Why run from reailty? Why is it that you are the one that never does
anything to support your stupidity?
I actually started to look the junk up, but something came up and I had
to save and post what I had. It didn't take me any time at all to go to
the ID perps creationists propaganda site and just search Behe and whale
devolution.
https://evolutionnews.org/2019/10/darwin-devolves-evidence-keeps-rolling-in/
QUOTE:
The second paper is an in-depth look at genetic changes associated with
the evolution of the cetacean (whales and dolphins) lineage. This is the
kind of amazing work that is now possible in our brave new world of
relatively easy genome sequencing. The authors compared the genomes of a
half dozen different cetacean species to scores of other mammalian
genomes. So did they find some jazzy new cetacean molecular machinery?

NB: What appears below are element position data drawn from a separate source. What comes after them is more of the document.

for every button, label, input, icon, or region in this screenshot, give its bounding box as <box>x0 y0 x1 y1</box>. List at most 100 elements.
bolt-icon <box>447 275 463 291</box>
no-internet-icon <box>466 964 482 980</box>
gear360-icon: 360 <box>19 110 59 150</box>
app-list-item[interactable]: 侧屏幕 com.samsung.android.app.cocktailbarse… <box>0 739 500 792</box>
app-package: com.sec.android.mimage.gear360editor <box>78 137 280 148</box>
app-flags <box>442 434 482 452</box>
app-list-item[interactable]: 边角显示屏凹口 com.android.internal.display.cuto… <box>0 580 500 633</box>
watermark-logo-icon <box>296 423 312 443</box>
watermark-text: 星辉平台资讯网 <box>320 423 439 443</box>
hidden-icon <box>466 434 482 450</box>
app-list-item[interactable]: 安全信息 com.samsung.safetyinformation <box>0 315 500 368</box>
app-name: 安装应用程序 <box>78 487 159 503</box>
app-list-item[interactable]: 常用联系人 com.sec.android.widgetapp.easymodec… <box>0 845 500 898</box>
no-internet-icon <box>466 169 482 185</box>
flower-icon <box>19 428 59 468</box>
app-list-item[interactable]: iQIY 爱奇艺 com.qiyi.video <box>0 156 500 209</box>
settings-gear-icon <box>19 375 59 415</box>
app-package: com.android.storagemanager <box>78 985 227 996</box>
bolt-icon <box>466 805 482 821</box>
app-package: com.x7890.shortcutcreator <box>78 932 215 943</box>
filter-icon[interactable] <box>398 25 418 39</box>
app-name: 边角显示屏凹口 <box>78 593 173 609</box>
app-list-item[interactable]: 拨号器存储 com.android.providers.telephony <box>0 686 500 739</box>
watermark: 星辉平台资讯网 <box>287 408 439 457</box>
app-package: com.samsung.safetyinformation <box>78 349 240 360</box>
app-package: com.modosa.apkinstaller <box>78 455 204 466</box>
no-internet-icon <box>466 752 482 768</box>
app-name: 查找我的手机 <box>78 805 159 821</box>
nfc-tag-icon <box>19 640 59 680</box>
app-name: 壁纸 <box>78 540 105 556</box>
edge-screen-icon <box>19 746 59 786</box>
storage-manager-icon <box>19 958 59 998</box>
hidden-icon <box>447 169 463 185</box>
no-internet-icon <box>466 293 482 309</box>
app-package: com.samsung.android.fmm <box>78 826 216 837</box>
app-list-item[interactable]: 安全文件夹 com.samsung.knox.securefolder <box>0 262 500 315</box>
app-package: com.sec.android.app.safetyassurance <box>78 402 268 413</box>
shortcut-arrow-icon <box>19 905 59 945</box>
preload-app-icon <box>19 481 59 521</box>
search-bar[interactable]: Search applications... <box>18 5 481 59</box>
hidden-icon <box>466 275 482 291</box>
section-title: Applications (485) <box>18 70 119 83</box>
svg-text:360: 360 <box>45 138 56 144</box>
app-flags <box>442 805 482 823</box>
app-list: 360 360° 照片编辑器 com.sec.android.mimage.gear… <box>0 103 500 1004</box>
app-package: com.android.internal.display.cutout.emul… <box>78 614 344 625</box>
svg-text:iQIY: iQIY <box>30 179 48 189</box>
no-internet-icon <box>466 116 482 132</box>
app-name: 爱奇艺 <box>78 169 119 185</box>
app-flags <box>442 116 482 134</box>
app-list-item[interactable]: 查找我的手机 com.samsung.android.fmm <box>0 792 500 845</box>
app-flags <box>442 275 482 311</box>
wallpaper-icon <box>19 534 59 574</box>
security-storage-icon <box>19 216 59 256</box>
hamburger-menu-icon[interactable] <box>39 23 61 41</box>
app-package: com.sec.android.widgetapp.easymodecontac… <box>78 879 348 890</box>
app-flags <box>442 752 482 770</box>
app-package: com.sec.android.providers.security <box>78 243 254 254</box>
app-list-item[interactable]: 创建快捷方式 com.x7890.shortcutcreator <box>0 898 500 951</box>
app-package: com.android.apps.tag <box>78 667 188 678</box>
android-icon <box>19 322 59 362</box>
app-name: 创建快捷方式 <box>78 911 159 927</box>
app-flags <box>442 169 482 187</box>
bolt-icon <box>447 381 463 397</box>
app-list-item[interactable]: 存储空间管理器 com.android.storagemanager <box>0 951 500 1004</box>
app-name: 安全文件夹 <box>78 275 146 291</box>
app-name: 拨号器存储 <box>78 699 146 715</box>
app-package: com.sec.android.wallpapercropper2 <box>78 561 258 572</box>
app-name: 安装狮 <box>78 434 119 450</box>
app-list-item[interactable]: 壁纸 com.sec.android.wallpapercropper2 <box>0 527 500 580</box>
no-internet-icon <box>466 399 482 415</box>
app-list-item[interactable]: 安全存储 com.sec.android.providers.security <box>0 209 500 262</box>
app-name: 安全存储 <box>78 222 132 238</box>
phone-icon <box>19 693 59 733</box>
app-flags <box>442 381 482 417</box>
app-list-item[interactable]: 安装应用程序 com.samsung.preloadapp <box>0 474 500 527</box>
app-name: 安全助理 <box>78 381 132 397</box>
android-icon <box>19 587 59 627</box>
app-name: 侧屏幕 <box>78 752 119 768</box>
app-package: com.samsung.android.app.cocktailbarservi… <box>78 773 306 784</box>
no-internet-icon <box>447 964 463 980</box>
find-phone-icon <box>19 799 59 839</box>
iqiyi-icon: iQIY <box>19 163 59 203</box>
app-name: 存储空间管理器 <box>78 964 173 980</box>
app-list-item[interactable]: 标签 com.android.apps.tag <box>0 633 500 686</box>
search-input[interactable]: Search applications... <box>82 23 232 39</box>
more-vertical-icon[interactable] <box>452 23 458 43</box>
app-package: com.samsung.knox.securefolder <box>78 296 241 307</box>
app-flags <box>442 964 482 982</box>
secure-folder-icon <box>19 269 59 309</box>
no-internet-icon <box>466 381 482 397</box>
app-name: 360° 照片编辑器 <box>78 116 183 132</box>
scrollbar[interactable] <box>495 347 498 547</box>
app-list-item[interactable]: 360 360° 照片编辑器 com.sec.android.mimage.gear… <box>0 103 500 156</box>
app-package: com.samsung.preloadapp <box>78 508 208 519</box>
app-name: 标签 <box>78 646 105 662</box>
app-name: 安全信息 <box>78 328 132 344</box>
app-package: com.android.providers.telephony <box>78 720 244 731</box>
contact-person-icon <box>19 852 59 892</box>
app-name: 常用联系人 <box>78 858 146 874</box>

Or complex, constructive changes in the whale genome to explain its
fantastic change in shape and lifestyle?
Well, no. They found a lot of devolution.
We found 85 gene losses. Some of these were likely beneficial for
cetaceans, for example, by reducing the risk of thrombus formation
during diving (F12 and KLKB1), erroneous DNA damage repair (POLM), and
oxidative stress–induced lung inflammation (MAP3K19). Additional gene
losses may reflect other diving-related adaptations, such as enhanced
vasoconstriction during the diving response (mediated by SLC6A18) and
altered pulmonary surfactant composition (SEC14L3), while loss of SLC4A9
relates to a reduced need for saliva. Last, loss of melatonin synthesis
and receptor genes (AANAT, ASMT, and MTNR1A/B) may have been a
precondition for adopting unihemispheric sleep. Our findings suggest
that some genes lost in ancestral cetaceans were likely involved in
adapting to a fully aquatic lifestyle.
Adaptation by Breaking Things
A couple of points:
1) At least 85 changes — and probably many more — were needed for whale
evolution. That’s a whole lotta intermediates that somehow didn’t get
stuck in adaptive dead ends, or persist for very long.
2) As I explain in Darwin Devolves, adaptation by breaking or blunting
genes is expected to be very much faster than constructive evolution, so
it should dominate all evolutionary time scales. As the current paper
helps to show, the evidence for that is growing. Not only is devolution
the dominant mode in microevolution we observe in real time in lab
experiments today, but also in the macroevolutionary change that we
infer from genome sequences over geological ages — punctuated by bursts
of new information. There is no hint of significant, constructive
Darwinian molecular changes at any time scale.
END QUOTE:
If you look up the paper you find that the "microevolution" of the 85
changes span the evolution of whales from land to their aquatic
lifestyle, and they occurred around 50 million years ago. This was
devolution to Behe, and it obviously was not a micro change that
occurred during the loss of these genes. A lot was obviously evolving
in these lineages.
https://advances.sciencemag.org/content/5/9/eaaw6671
QUOTE:
Unlike William A. Dembski[25] and others in the intelligent design
movement, Behe accepts the common descent of species,[26] including that
humans descended from other primates, although he states that common
descent does not by itself explain the differences between species. He
also accepts the scientific consensus on the age of the Earth and the
age of the Universe. In his own words:
"Evolution is a controversial topic, so it is necessary to address a few
basic questions at the beginning of the book. Many people think that
questioning Darwinian evolution must be equivalent to espousing
creationism. As commonly understood, creationism involves belief in an
earth formed only about ten thousand years ago, an interpretation of the
Bible that is still very popular. For the record, I have no reason to
doubt that the universe is the billions of years old that physicists say
it is. Further, I find the idea of common descent (that all organisms
share a common ancestor) fairly convincing, and have no particular
reason to doubt it. I greatly respect the work of my colleagues who
study the development and behavior of organisms within an evolutionary
framework, and I think that evolutionary biologists have contributed
enormously to our understanding of the world. Although Darwin's
mechanism – natural selection working on variation – might explain many
things, however, I do not believe it explains molecular life. I also do
not think it surprising that the new science of the very small might
change the way we view the less small." Darwin's Black Box, pp 5–6.
END QUOTE:
https://en.wikipedia.org/wiki/Michael_Behe
When haven't you done something similar to what I just did, and why
would it be required of me and not yourself? Do you ever wonder why you
spend so much of your life running from reality? You should know all
this, but denial and willful ignorance is just a way of life for you.